Gradient Importance Learning for Incomplete Observations
This addresses the issue of error propagation in prediction models for real-world applications with high missingness rates or small sample sizes, offering a novel approach to handling incomplete data.
The paper tackles the problem of poor downstream task performance due to imputation errors in datasets with missing values by introducing gradient importance learning (GIL), which trains models like MLPs and LSTMs to directly infer from incomplete inputs without imputation, outperforming traditional imputation-based methods on real-world datasets such as MIMIC-III and MNIST.

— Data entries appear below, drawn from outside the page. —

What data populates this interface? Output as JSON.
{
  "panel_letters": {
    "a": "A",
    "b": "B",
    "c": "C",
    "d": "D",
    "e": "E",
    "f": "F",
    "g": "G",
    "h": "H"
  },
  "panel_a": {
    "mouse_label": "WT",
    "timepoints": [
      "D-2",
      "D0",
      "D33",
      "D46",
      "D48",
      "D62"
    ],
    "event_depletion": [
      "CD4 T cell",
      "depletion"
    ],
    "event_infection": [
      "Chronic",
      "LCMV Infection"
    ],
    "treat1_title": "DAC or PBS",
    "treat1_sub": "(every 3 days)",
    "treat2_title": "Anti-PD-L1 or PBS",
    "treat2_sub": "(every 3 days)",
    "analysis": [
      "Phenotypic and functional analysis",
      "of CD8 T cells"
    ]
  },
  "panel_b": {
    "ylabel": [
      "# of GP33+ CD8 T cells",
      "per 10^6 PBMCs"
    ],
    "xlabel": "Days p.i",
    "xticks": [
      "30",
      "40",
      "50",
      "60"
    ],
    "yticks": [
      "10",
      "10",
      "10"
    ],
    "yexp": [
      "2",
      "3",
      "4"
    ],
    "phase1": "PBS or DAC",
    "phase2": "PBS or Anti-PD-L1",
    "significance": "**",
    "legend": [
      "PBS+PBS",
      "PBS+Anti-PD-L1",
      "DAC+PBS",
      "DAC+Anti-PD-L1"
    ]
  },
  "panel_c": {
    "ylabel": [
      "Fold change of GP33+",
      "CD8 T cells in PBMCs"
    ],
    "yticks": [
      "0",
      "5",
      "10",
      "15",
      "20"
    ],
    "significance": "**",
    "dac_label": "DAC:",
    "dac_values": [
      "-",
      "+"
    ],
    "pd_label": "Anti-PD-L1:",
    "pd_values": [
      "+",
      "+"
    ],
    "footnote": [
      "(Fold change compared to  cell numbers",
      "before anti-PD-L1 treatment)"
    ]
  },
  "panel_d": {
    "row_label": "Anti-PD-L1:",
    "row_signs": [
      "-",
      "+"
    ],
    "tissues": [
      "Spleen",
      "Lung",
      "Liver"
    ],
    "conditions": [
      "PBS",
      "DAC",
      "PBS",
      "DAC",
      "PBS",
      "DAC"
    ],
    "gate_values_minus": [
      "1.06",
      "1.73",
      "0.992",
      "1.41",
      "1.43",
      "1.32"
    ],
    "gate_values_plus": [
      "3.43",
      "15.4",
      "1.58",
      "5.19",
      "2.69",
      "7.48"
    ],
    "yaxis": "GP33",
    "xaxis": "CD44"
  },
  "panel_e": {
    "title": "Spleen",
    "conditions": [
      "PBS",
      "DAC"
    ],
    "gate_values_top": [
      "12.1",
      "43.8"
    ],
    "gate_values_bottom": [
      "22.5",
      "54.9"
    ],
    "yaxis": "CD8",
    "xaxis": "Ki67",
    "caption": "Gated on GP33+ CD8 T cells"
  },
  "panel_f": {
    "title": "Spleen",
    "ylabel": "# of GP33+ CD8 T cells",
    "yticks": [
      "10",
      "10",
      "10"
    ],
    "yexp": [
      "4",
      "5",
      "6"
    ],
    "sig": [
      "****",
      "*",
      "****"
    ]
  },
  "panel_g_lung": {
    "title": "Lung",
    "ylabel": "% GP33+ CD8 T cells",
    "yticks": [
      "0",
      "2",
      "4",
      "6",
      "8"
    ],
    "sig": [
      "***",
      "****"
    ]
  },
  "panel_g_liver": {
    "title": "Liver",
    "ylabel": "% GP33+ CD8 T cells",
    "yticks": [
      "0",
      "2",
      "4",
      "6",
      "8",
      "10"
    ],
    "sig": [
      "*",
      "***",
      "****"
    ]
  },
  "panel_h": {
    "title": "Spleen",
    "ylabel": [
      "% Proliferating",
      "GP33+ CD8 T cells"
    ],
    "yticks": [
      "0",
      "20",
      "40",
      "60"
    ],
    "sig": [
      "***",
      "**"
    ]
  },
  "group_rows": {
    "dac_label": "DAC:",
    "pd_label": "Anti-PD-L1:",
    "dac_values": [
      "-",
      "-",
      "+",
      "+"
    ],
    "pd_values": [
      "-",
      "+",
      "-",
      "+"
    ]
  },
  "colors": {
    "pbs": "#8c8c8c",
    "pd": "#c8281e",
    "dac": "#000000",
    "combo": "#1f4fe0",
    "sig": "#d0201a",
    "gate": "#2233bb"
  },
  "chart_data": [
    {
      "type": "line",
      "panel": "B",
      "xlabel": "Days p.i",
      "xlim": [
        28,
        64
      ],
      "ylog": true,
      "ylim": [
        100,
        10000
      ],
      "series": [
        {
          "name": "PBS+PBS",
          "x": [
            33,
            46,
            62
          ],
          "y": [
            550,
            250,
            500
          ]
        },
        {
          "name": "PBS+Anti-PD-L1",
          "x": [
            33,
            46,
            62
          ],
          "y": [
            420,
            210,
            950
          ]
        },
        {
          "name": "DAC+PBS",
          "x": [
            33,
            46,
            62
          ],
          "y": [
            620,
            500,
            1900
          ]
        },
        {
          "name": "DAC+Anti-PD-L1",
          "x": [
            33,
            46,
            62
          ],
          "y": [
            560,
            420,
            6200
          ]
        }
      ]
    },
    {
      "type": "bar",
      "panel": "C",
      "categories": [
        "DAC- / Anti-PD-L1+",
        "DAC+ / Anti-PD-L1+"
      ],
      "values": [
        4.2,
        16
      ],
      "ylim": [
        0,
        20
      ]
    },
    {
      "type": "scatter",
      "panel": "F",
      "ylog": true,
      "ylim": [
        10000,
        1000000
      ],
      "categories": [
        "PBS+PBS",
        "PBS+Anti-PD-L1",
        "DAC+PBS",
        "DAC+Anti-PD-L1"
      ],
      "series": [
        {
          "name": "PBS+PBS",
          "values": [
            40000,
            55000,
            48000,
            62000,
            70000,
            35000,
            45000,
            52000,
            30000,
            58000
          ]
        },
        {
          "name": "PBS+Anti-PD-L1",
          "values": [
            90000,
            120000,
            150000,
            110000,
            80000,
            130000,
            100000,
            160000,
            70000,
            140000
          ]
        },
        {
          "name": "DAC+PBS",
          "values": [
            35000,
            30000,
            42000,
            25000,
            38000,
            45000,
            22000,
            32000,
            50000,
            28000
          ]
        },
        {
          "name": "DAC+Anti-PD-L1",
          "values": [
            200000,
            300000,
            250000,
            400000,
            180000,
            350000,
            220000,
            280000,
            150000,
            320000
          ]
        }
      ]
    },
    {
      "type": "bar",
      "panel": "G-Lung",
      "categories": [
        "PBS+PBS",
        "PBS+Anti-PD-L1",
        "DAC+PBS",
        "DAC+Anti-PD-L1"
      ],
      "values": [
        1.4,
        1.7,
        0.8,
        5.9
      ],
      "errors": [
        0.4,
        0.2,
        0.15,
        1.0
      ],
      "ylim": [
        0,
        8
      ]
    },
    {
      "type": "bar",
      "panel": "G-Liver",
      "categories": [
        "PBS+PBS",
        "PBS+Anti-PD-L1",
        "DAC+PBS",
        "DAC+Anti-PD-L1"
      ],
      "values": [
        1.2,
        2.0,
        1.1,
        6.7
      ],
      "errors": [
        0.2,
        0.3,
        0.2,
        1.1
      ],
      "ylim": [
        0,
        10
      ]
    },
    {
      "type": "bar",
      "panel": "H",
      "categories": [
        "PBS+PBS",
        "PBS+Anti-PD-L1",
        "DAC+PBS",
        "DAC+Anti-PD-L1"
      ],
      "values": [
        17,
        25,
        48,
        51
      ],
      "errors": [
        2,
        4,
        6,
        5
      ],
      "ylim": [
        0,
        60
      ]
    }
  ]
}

Though recent works have developed methods that can generate estimates (or imputations) of the missing entries in a dataset to facilitate downstream analysis, most depend on assumptions that may not align with real-world applications and could suffer from poor performance in subsequent tasks such as classification. This is particularly true if the data have large missingness rates or a small sample size. More importantly, the imputation error could be propagated into the prediction step that follows, which may constrain the capabilities of the prediction model. In this work, we introduce the gradient importance learning (GIL) method to train multilayer perceptrons (MLPs) and long short-term memories (LSTMs) to directly perform inference from inputs containing missing values without imputation. Specifically, we employ reinforcement learning (RL) to adjust the gradients used to train these models via back-propagation. This allows the model to exploit the underlying information behind missingness patterns. We test the approach on real-world time-series (i.e., MIMIC-III), tabular data obtained from an eye clinic, and a standard dataset (i.e., MNIST), where our imputation-free predictions outperform the traditional two-step imputation-based predictions using state-of-the-art imputation methods.